As our Pradaxa injury attorneys understand, Pradaxa’s manufacturer and its marketing arm have developed this drug as a very profitable and supposedly more convenient alternative to Warfarin. It is supposed to work as well, but without the need for constant monitoring of blood levels and food intake. However, Pradaxa is not without problems. The major problem is many patients have developed serious internal bleeding disorders, including intracranial bleeding. As if this was not bad enough, there is no known treatment for a patient suffering from Pradaxa-related internal bleeding, and deaths have occurred.
This has harmed sales somewhat, but it has not slowed down production. Instead, Pradaxa makers are hoping a new “Pradaxa reversal agent” (antidote) that has just been submitted to United States Food and Drug Administration (FDA) and regulatory agencies in Canada and Europe will help. According to a recent news article from BioPharmaDive, drug makers hope this new antidote will finally help them take full control of the market for blood-thinning medications for Afib patients.
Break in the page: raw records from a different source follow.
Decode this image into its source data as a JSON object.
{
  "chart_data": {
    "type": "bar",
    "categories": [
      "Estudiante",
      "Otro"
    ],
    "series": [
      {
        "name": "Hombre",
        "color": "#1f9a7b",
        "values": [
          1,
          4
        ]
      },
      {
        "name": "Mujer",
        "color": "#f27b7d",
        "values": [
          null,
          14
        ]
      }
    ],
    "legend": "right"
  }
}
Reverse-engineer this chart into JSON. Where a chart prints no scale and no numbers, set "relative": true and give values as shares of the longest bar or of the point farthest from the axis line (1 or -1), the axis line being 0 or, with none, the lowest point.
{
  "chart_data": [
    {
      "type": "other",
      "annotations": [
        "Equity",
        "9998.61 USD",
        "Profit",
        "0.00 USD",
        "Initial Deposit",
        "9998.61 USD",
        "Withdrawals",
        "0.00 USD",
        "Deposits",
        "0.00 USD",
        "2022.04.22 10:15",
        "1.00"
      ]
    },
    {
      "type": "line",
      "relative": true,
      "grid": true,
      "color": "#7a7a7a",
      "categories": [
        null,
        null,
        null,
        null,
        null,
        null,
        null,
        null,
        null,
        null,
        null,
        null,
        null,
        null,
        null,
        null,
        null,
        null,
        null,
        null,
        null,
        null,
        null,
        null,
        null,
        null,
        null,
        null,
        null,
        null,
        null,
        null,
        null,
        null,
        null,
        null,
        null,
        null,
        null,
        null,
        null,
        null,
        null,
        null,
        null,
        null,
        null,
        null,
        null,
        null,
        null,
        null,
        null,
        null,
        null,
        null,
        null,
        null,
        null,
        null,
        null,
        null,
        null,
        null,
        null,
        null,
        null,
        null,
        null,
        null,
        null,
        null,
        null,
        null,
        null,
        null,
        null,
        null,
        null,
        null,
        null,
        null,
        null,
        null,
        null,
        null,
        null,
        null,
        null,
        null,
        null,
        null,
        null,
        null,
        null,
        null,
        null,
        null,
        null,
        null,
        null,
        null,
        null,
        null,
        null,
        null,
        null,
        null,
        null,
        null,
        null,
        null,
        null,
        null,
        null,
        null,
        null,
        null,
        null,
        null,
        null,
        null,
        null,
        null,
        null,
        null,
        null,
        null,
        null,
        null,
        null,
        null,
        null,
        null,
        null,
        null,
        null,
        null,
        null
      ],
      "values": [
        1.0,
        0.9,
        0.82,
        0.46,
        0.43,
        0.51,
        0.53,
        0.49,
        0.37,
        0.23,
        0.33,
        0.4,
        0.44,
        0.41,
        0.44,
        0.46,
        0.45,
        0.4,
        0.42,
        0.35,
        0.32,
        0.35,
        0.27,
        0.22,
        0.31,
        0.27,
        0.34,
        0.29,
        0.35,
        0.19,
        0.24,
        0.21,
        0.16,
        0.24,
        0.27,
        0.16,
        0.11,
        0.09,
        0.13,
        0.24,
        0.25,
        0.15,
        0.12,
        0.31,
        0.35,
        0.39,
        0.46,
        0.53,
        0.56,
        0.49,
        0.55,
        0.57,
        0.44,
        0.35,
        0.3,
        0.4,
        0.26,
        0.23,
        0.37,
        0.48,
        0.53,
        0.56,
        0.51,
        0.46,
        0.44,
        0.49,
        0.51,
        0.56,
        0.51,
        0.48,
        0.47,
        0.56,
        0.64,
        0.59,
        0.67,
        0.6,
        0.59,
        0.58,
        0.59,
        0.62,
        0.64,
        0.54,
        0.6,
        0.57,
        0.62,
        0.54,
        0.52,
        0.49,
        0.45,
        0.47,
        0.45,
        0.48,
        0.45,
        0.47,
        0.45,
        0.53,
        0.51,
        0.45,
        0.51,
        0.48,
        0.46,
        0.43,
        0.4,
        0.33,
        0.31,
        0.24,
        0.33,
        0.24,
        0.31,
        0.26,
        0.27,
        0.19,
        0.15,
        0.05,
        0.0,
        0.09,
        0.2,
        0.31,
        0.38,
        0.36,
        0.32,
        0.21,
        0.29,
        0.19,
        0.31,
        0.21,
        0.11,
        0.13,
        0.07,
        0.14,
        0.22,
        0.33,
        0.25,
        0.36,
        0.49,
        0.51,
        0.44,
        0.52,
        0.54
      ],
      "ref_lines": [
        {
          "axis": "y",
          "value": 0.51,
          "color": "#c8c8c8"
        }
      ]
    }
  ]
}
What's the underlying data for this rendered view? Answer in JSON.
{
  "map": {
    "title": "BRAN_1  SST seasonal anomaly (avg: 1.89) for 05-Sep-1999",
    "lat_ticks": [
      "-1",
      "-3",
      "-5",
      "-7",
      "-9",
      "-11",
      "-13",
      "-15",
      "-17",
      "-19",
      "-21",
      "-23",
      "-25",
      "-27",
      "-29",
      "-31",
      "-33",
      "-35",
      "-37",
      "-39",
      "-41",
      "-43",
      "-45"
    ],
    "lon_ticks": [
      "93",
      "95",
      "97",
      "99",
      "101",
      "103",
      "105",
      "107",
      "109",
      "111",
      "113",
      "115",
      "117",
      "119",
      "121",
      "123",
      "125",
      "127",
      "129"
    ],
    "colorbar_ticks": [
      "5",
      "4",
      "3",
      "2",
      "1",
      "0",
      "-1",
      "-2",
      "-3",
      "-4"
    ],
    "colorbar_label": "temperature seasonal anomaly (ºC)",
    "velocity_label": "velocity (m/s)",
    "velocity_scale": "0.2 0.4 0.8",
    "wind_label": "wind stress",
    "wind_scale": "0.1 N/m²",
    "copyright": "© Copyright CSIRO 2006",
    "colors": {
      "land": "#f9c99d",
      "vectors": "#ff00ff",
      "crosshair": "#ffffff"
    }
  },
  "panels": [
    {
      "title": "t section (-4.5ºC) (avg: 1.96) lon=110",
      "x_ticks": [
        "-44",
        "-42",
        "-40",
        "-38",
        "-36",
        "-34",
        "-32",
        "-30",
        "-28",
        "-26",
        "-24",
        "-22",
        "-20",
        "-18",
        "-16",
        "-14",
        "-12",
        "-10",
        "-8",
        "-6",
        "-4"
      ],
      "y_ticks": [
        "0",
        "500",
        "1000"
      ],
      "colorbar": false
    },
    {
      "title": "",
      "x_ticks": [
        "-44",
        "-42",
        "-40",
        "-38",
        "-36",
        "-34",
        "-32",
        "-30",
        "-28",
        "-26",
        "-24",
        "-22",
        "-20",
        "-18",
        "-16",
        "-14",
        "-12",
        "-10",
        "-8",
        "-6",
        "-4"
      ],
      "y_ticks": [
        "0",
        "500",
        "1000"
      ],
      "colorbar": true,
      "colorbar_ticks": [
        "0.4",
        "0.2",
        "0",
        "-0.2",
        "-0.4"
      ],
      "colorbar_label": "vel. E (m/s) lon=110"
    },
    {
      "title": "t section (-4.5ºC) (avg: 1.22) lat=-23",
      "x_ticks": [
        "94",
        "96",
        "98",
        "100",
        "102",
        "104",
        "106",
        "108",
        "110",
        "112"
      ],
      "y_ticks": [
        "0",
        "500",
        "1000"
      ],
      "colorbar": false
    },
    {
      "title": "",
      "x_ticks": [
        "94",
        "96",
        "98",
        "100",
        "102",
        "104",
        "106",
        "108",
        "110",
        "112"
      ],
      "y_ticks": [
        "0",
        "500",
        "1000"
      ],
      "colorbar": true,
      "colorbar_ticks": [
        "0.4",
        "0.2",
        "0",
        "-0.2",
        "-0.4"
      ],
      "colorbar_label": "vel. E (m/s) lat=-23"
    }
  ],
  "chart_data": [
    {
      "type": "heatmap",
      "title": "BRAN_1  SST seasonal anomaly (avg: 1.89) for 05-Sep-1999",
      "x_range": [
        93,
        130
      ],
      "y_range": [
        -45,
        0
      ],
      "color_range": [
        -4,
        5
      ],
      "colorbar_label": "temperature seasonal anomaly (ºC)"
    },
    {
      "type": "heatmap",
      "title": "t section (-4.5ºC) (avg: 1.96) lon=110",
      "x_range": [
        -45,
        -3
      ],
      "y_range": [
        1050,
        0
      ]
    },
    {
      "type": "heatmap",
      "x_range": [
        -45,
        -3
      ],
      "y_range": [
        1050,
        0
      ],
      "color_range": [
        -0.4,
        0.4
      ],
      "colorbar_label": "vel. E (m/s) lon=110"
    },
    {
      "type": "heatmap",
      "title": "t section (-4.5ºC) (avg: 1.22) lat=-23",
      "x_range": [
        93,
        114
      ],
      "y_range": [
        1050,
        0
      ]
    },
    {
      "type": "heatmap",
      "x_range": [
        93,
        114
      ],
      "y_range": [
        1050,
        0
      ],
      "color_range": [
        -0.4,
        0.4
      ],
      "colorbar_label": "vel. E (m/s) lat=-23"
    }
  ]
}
Pradaxa is actually one of three similar blood-thinning medications in a class of drugs known as New Oral Anticoagulants (NOACs), along with Eliquis and Xarelto. All three medications have been shown to have similar problems with internal bleeding disorders, and all three allegedly respond to this new antidote.
One the one hand, they hope doctors will be more likely to prescribe their new mediations knowing there is an antidote. On the other hand, they don’t want the public to know their medication may require an antidote, or reversal agent as they are calling it.
If you have taken Pradaxa, Xarelto, or Eliquis, and have developed a bleeding disorder, you should speak with an attorney experienced in handling large multidistrict litigation (MDL) matters, as they often involve complex legal issues and require an ability handle a large volume of discoverable material.
One of the typical claims in these types of lawsuits deals with failing to adequately warn patients of a known danger. It is a sad fact drug companies have taken significant steps to hide knowledge of these problems from the FDA, doctors, and patients. There is no way a patient can make an informed decision as to the risk of taking a particular drug if they are not told of the known risks. While it is okay if a patient is told they might suffer a serious and still irreversible bleeding disorder, and that patient still decided to take the drug, many victims were not told of these risks and had no idea what could happen.